Pembaca, kira-kira apa sih yang menyebabkan ketidakpedulian manusia Indonesia terhadap lingkungannya?

-Nia-

15 komentar

  1. Khrisnaresa Adytia  

    gue setuju kalo kita hanya memikirkan perut. kenapa? sebagian besar penduduk kita kebutuhan perutnya tidak tercukupi (alias kebutuhan dasar menurut maslow), pada tahap perkembangan , apabila kebutuhan perut tidak tercukupi kita otomatis tidak bisa bergerak ke tingkat yang lebih tinggi, yaitu memenuhi kebutuhan pikiran/intelektual. jadi bahasa gampangnya, boro2 mikir, kenyang aja kaga. (itu penjelasan ilmiah yang diungkapkan dengan santai). hehe.. nice one!

  2. Nia Janiar  

    Iya, gue juga kepikiran itu. Tapi jadinya, mau sampai kapan manusia Indonesia terus berkutat di bawah? Ckckkckc.

  3. Khrisnaresa Adytia  

    betul. sampe kapan ya? yaa kalau pemimpin2 kita ga cuma ribut soal jabatan dan uang di atas sana sih, bisa mulau dari pengadaan sembako dan pendidikan yang jelas. itu aja konsisten 10 tahun ato satu generasi, mungkin hasilnya ada.. dibanding program2 sok spektakuler tapi ganti2 melulu.. heheh..

  4. atnishyabi  

    mungkin orang INA realistis. mereka bertindak untuk hasil yang jelas. maksudnya jelas-jelas menghasilkan uang. Org INA fokus pada penghasilan yg dpt diterima secara 'langsung', bukan dalam bentuk investasi. ex; dagang kecil-kecilan,meskipun hasilnya gak setara dengan hasil usaha 'eksperimen'.

  5. Nia Janiar  

    Dengan kata lain, manusia Indonesia lebih berorientasi pada hasil ketimbang proses?

    Pantesan pada enggak berpendidikan dong. Karena pendidikan adalah proses panjang yang enggak secara langsung ngasih duit?

  6. Laura  

    Bukan perut!!
    Tapi BUDAYA. Budaya Indonesia yang [mungkin] lebih mementingkan perut. Tidak ada budaya yang memberikan edukasi bukan sekedar kepada apa yang dilihat oleh mata sekarang, namun lebih kepada apa yang akan terjadi nanti. Dengan kata lain lingkungan - yang jika terus dieksploitasi mendatangkan keburukan di masa yang akan datang.

    Soal pendidikan sama duit.. Uhm, itu tergantung nilai yang dimiliki seseorang, lagipula tidak perlu 'pendidikan tinggi' untuk mendapatkan pendidikan. Belajar/terdidik selalu bisa dilakukan walaupun tidak berada di instansi pendidikan.

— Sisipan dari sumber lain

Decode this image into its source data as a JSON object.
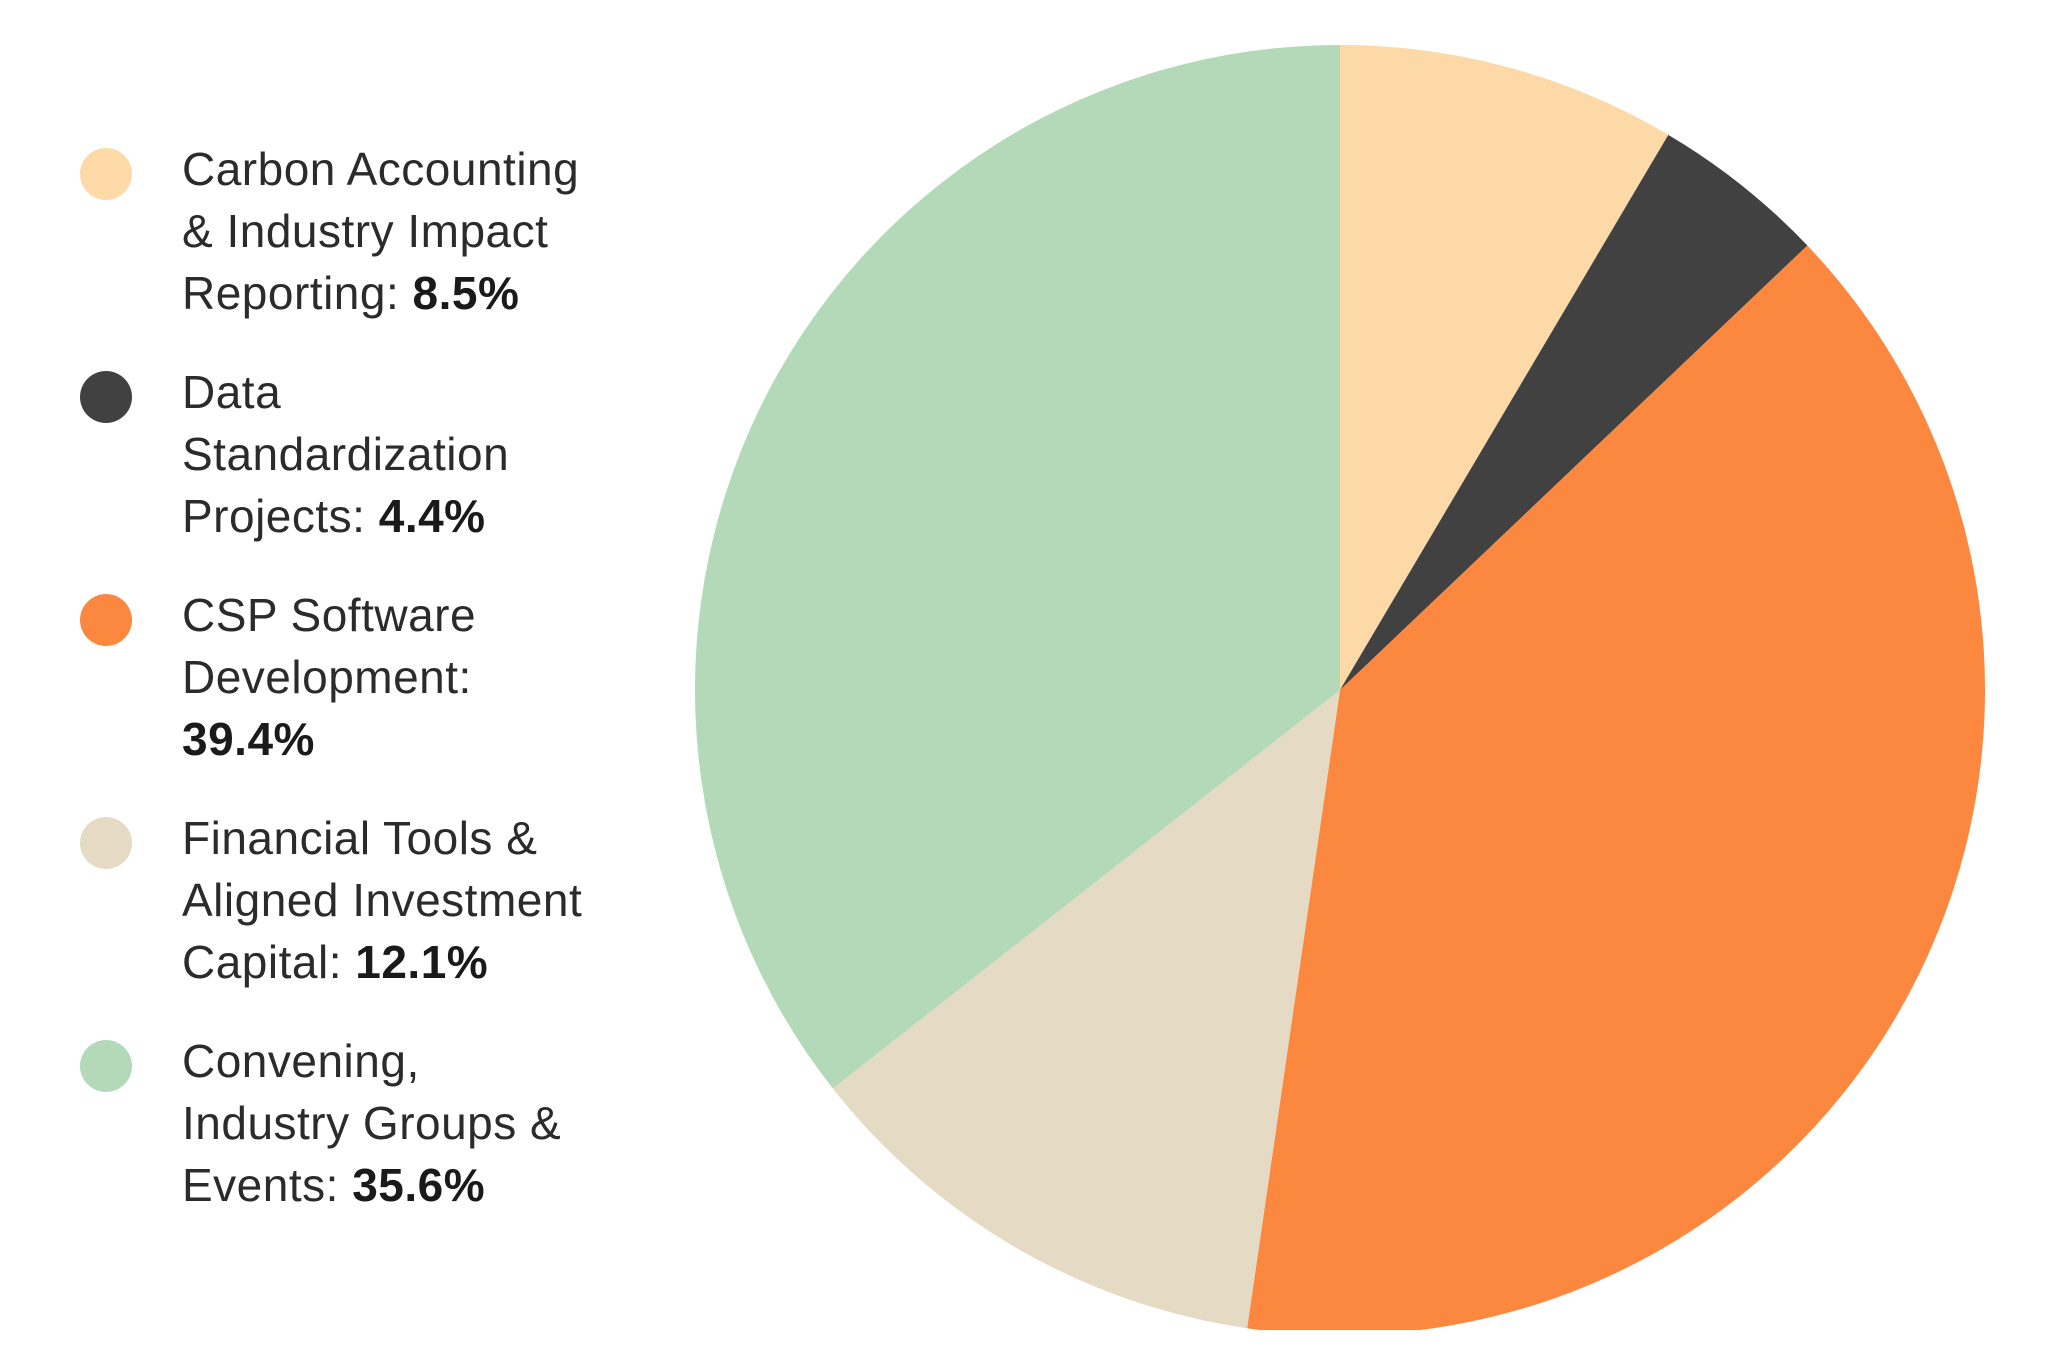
{
  "chart_data": {
    "type": "pie",
    "title": "",
    "legend_position": "left",
    "start_angle": "12 o'clock, clockwise",
    "slices": [
      {
        "label": "Carbon Accounting & Industry Impact Reporting",
        "label_lines": "Carbon Accounting\n& Industry Impact\nReporting: ",
        "value": 8.5,
        "value_label": "8.5%",
        "color": "#FDD9A8"
      },
      {
        "label": "Data Standardization Projects",
        "label_lines": "Data\nStandardization\nProjects: ",
        "value": 4.4,
        "value_label": "4.4%",
        "color": "#414141"
      },
      {
        "label": "CSP Software Development",
        "label_lines": "CSP Software\nDevelopment:\n",
        "value": 39.4,
        "value_label": "39.4%",
        "color": "#FC8840"
      },
      {
        "label": "Financial Tools & Aligned Investment Capital",
        "label_lines": "Financial Tools &\nAligned Investment\nCapital: ",
        "value": 12.1,
        "value_label": "12.1%",
        "color": "#E5DAC4"
      },
      {
        "label": "Convening, Industry Groups & Events",
        "label_lines": "Convening,\nIndustry Groups &\nEvents: ",
        "value": 35.6,
        "value_label": "35.6%",
        "color": "#B3D9B8"
      }
    ]
  }
}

    :) Kita perlu perubahan total pada budaya, cara berpikir dan values.

  7. Nia Janiar  

    Tapi perubahan sosial budaya gimana nih, Ra? Karena merubah yang sudah mengakar ini tidak semudah membalikan telapak tangan.

  8. Laura  

    Betul. Nah itu dia masalahnya.
    Sebelum terjadinya perubahan budaya (termasuk didalamnya pola pikir), sepertinya Indonesia akan terus 'begini2' aja. ;)

    Ga usah jauh2 lah. Psiko UI aja punya budaya prokras dan SKS. Yang berpendidikan aja susah mengubah budaya (dan pola pikir), gimana yang pendidikannya bervariasi (rendah ke tinggi).

    Nasib de *pesimistic mode on.

  9. DIGITAL BACA  

    Postingnya bagus banget .....
    Pada dasarnya kesadaran diri lah yang benting untuk jadi lebih bijaksana. Tidak ada yang perlu disalahkan, dipermasalahkan atau yang lainya, sekarang bagaimana caranya membuat orang lebih mengerti dan paham akan sebab akibat.
    Salam Kenal + salam Damai

  10. Anonim  

    kalo di Indo, mungkin
    kalo di negara lain, belum tentu

    tapi mengapa perut yang disalahkan, itu karena ga ada manusia yang bisa 40 hari 40 malam bertahan tanpa makanan atau minuman (teorinya)

    kl mau lebih teoritis sih, imho, akarnya itu di pilihan.

    orang bisa milih buang sisa makanan sembarangan ato jaga kebersihan meskipun lingkungannya banjir terus tiap tahun.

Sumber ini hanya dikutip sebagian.